2. Photographs showing a wine bottle, a "water pipe," and a bayonet were not inadmissible as irrelevant and inflammatory as contended by appellants. We, too, fail to see the relevancy of these items to the offenses charged. Nevertheless, we see no harm in their admission as the jury could only infer an innocuous purpose for their possession. The testimony of a detective on cross examination was that there was no residue of any drug on either the wine bottle or the "water pipe" and no evidence that they had "ever been used for anything other than an ornament or a piece of decoration." The bayonet was in the same photograph with the illegal drugs. There was no evidence of its being used by the appellants for a sinister purpose. " 'Error to be reversible must be harmful.' Owens v. Service Fire Ins. Co., 90 Ga. App. 553 (83 SE2d 249)
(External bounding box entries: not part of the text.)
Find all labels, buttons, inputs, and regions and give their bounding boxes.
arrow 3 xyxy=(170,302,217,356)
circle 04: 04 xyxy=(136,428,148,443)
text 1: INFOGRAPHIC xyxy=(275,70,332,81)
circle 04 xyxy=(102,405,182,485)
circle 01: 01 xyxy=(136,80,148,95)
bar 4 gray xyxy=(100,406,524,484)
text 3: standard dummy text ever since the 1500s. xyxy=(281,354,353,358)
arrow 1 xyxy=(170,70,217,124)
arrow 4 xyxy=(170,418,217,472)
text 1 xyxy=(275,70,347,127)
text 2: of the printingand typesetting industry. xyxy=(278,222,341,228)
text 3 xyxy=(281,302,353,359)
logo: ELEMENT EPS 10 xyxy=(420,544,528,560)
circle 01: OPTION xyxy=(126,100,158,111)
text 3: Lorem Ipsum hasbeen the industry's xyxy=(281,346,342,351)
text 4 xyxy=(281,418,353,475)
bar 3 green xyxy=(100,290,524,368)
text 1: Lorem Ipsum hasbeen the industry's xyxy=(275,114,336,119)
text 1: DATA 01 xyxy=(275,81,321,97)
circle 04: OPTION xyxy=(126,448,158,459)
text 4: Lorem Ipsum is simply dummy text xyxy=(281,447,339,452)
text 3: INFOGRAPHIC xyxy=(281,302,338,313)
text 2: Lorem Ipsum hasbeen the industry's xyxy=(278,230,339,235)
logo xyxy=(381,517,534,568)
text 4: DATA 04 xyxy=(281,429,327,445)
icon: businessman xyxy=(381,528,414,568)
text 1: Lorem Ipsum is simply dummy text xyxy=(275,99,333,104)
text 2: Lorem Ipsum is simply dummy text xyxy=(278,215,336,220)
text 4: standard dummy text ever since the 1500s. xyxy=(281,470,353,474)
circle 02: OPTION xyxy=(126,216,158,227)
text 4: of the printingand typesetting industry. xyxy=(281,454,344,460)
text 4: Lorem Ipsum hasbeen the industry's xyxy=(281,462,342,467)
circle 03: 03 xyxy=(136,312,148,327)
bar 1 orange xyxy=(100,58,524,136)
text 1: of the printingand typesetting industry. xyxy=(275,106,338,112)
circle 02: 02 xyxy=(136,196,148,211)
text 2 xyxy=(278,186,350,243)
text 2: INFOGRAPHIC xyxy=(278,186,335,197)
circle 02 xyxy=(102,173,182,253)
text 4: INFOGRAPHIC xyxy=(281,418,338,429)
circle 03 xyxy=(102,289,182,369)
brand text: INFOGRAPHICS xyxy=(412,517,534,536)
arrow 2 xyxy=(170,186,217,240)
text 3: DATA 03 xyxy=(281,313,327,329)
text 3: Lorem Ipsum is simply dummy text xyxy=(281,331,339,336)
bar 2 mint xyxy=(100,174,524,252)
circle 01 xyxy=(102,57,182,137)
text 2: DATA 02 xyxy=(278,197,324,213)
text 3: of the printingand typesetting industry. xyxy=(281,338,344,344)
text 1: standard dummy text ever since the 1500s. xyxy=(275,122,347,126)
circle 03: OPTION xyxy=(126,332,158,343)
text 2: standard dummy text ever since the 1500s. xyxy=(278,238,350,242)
." Dukes v. State, 109 Ga. App. 825
, 829 (137 SE2d 532
). "The admission of irrelevant testimony, where it is not shown that it was also prejudicial, does not constitute reversible error." Lanier v. State, 187 Ga. 534 (2) (1 SE2d 405)
. The mere presence of the bayonet in the photograph, without more, does not demonstrate prejudice. But see Lane v. State, 126 Ga. App. 375 (5) (190 SE2d 576)
3. Appellants' fifth enumeration of error, that the court erred in admitting testimony of appellant smoking marijuana on previous occasions, is without merit, as it appears from the record that this testimony was elicited from a witness by defense counsel's own questions, the response to which he made no objection. See e.g. Starr v. State, 229 Ga. 181 (1) (190 SE2d 58)
; Brown v. State, 226 Ga. 114 (3) (172 SE2d 666)
4. Appellants' sixth enumeration of error is without merit where the record does not show that defense counsel requested a charge on the "equal opportunity" doctrine nor objected to the charge given, and there is no "substantial error . . . which was harmful as a matter of law." Parks v. State, 230 Ga. 157 (1) (195 SE2d 911)
; Elsasser v. State, 132 Ga. App. 868 (209 SE2d 686)
5. The appellants' seventh enumeration is directed to the remarks of the district attorney in closing argument. The specific remarks to which appellants object are not made a part of the record, and therefore the appellants have not supported this enumeration by the record. See Bridges v. State, 227 Ga. 24 (2) (178 SE2d 861)
; Sheffield v. State, 124 Ga. App. 295
(a) (183 SE2d 525
). Even if the remarks were as summarized in appellants' brief, the judge sustained an objection to one remark and instructed the jury to disregard it and gave adequate instruction as to the role of closing arguments by counsel and the responsibility of the jury to determine what the facts were in the case. We find no error here.